Se bem que os problemas sociocomportamentais de André fossem um reflexo de sua falta de uma boa noite de sono de vez em quando.

Enquanto pensava isso, Valmir ouviu um som ecoar pelos corredores, o que lhe causou arrepios, parecia uma risada diabólica. Se levantando rápido de sua cama improvisada, ele correu na direção em que a risada parecia vir. Coincidentemente, a mesma na qual Felipe estava.

Para a surpresa de Valmir, a risada vinha do próprio Felipe. Talvez a falta de sono estivesse o afetando, no final das contas.

Valmir não era de se intrometer na vida dos outros e sempre respeitava as escolhas de Felipe, mesmo que elas fossem, na maioria das vezes, estranhas.
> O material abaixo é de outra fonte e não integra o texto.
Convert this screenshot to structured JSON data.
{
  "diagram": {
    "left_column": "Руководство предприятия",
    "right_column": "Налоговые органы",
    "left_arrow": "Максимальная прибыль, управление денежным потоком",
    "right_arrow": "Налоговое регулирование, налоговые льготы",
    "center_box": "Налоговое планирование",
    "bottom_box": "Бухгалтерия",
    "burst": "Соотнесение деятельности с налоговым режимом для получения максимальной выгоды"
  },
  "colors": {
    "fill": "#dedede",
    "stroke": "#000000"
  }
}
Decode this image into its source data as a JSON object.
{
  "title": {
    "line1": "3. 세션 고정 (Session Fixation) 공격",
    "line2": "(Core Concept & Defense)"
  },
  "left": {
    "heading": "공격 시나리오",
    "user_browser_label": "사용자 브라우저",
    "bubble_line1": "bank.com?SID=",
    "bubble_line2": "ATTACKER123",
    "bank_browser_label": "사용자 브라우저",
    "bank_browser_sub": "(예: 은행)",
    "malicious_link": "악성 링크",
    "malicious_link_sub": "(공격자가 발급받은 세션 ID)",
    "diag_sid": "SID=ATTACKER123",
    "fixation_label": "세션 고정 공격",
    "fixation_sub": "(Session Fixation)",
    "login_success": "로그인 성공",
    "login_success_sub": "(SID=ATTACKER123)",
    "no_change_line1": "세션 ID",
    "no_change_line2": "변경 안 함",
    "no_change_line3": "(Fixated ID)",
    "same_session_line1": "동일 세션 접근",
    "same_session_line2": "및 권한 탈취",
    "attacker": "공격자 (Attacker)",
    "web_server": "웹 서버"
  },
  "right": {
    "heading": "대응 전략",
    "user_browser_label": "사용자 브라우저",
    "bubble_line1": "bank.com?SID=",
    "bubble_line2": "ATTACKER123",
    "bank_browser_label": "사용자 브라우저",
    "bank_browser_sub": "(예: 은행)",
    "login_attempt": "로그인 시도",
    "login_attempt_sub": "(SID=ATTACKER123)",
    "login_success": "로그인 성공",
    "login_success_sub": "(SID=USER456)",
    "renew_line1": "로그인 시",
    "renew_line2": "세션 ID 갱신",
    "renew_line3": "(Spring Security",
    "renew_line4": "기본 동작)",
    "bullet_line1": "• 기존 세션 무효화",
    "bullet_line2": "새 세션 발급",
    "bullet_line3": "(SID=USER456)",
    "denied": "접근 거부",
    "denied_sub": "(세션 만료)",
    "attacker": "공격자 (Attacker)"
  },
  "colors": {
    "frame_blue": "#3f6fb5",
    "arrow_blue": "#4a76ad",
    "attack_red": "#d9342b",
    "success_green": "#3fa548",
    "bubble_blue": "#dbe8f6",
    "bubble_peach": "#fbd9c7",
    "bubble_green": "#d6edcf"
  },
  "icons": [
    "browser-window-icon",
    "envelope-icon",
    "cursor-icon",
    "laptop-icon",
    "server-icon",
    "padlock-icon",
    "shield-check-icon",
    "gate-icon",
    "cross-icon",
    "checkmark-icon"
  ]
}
Mas como era o responsável pela segurança do herói, e queria sair daquela ruína o quanto antes, apenas dessa vez ele ia intervir.

— Ah… Chefe… — Valmir ficou em dúvida por um instante se deveria ou não perguntar, mas no final tomou coragem — O senhor está bem?

— Bem? — Felipe segurou a risada e respondeu — Estou perfeito!

Mais uma vez a risada desenfreada de Felipe inundou os corredores, causando um leve arrepio em Valmir, ele nunca havia visto o seu chefe rindo daquela forma antes.

— Aconteceu alguma coisa? — Valmir insistiu.

— Sim! Um milagre! — Felipe parecia querer abraçar a parede — Eu descobri um segredo incrível!

— Incrível quanto?

— Um segredo que até mesmo André desconhece. — Felipe falou abrindo os braços para cima — Isso me faz o primeiro dentre os humanos a conhecê-lo em séculos!

— Isso parece legal…

— Legal é pouco… — Felipe falou com muita felicidade — Eu acabei de conhecer o segredo dos deuses e dos heróis, agora não há mais nada nesse mundo ou em qualquer outro que possa ser escondido dos meus olhos!

Valmir se assustou um pouco com a forma estranha de Felipe falar, já que normalmente seu chefe era bem mais silencioso.

— E agora? — Perguntou o segurança meio confuso — Voltamos para a Montanha Solitária?

— Minha jornada ainda não chegou ao fim, meu próximo destino é o extremo leste!

— A praia? — Valmir perguntou temendo a resposta — Ou o mar?

— Mais ao leste… — Felipe esboçou um sorriso psicótico — Vou até a morada dos deuses!

Um frio subiu pela espinha do segurança, e um tornado parecia se formar em seus intestinos. Pela primeira vez em anos trabalhando para Felipe, Valmir sentiu medo de verdade.